I much prefer to watch movies twice before I write about them. I get attached to characters much too quickly to not know their fate. The first time I watched Fantasia 2000, I was worried about the little baby whale in “Pines of Rome”. I didn’t like that he got separated from his family. The animation is visually stunning, which I noticed much more this time around without the worry about little while finding his way out of the ice cavern. Also, those birds are mean.
It feels almost wrong to say, but I enjoy Fantasia 2000 more so than the original. The animators really captured my attention, even without dialogue. Fantasia struggled more to do that. The dinosaur sequence always puts me to sleep. The lack of dialogue was more noticeable to me in the original. Whereas in sequences like “Rhapsody in Blue” and “Piano Concerto No. 2”, the story was so clearly laid out visually I didn’t need or notice the absence of sound. Much like the first eight minutes of UP, the plot is so well presented that the dialogue would have cluttered it.

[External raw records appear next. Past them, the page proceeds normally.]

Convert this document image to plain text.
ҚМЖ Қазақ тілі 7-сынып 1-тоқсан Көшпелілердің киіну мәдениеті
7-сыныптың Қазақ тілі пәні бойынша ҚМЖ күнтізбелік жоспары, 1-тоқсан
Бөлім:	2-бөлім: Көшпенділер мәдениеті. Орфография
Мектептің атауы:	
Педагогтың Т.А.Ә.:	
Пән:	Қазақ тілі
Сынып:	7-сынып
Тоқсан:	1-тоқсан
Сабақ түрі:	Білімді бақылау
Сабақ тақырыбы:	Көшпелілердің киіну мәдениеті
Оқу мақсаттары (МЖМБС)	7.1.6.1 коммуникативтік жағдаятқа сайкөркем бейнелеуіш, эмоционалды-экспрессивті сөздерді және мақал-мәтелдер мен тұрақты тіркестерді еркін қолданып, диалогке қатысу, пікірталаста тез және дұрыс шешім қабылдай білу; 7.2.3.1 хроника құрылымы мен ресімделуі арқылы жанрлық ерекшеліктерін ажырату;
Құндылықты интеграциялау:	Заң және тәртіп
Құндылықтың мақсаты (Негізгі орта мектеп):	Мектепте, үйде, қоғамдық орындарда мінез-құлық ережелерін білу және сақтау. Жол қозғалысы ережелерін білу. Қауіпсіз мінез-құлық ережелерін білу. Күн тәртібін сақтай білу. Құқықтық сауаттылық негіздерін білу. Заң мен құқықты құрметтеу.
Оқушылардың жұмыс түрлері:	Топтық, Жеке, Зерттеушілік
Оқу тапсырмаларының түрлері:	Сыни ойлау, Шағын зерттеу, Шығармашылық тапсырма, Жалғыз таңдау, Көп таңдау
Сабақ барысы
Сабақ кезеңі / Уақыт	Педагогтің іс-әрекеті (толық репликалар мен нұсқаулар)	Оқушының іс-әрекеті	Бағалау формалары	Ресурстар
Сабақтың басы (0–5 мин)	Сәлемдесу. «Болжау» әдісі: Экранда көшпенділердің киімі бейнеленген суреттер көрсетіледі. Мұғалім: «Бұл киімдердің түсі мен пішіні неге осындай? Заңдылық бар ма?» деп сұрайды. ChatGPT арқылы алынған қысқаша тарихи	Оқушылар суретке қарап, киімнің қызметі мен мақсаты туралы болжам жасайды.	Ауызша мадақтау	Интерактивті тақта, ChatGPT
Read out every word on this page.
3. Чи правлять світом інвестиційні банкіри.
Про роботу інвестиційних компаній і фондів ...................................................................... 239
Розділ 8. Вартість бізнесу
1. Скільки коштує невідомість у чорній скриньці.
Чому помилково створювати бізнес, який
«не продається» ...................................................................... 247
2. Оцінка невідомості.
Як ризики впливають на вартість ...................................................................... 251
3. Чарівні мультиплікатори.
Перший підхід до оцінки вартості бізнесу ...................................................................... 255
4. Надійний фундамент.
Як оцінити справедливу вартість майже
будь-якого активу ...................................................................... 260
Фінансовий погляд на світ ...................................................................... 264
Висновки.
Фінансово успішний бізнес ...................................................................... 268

The musical selections were also more familiar, or at least were so to me, than in Fantasia. It was especially interesting to see re-imaginings of overly-used music; the best example being the Noah’s Ark rendition of “Pomp and Circumstance”. The first time I watched it, I was too distracted by the graduation theme to fully focus on the plot. But I remembered as I watched this time how well it fit, and liking it at least some the previous time I watched it.
It would be incredibly hard for me to choose a favorite from Fantasia 2000. The toy soldier and the ballerina always capture my heart, so it must be in the list. The whales are gorgeous, and the aurora borealis backdrop is close to my heart because of my life here in Alaska (though we have yet to see them more than once, despite our efforts. We need to step up our efforts this winter; we’ve been slacking). I love Donald and Daisy’s reunion in the Noah’s Ark number. I’ve always loved “The Sorcerer’s Apprentice”, but that’s mostly Mickey Mouse love. And the yo-yo-ing flamingo—what’s not to love?!
“The Firebird Suite” reminds me of Bambi, the little deer that captured my whole heart and really inspired this whole project. The stag, standing noble over the land, reminds me of Bambi’s father. He looks so noble and sweet. And the fairy, with her near-death, inspires me still to keep going even when I feel burned out. The nature fairy is so lovely, and the animation so magical, it couldn’t not make the list of favorites. It’s also my Lion King link. The rebirth of Spring so reminds me of the rebirth of the Pride Lands, as rain washes away the literal and figurative ash and new plants grow in its place. Lovely, beautiful symbolism.
Which essentially puts the entire film in my favorites-from-the-film list. Oh, sheesh. But who could blame me? It’s excellent animation and glorious music. If only Walt could have seen the realization of his dream—Fantasia was built upon and changed, and it was truly magical.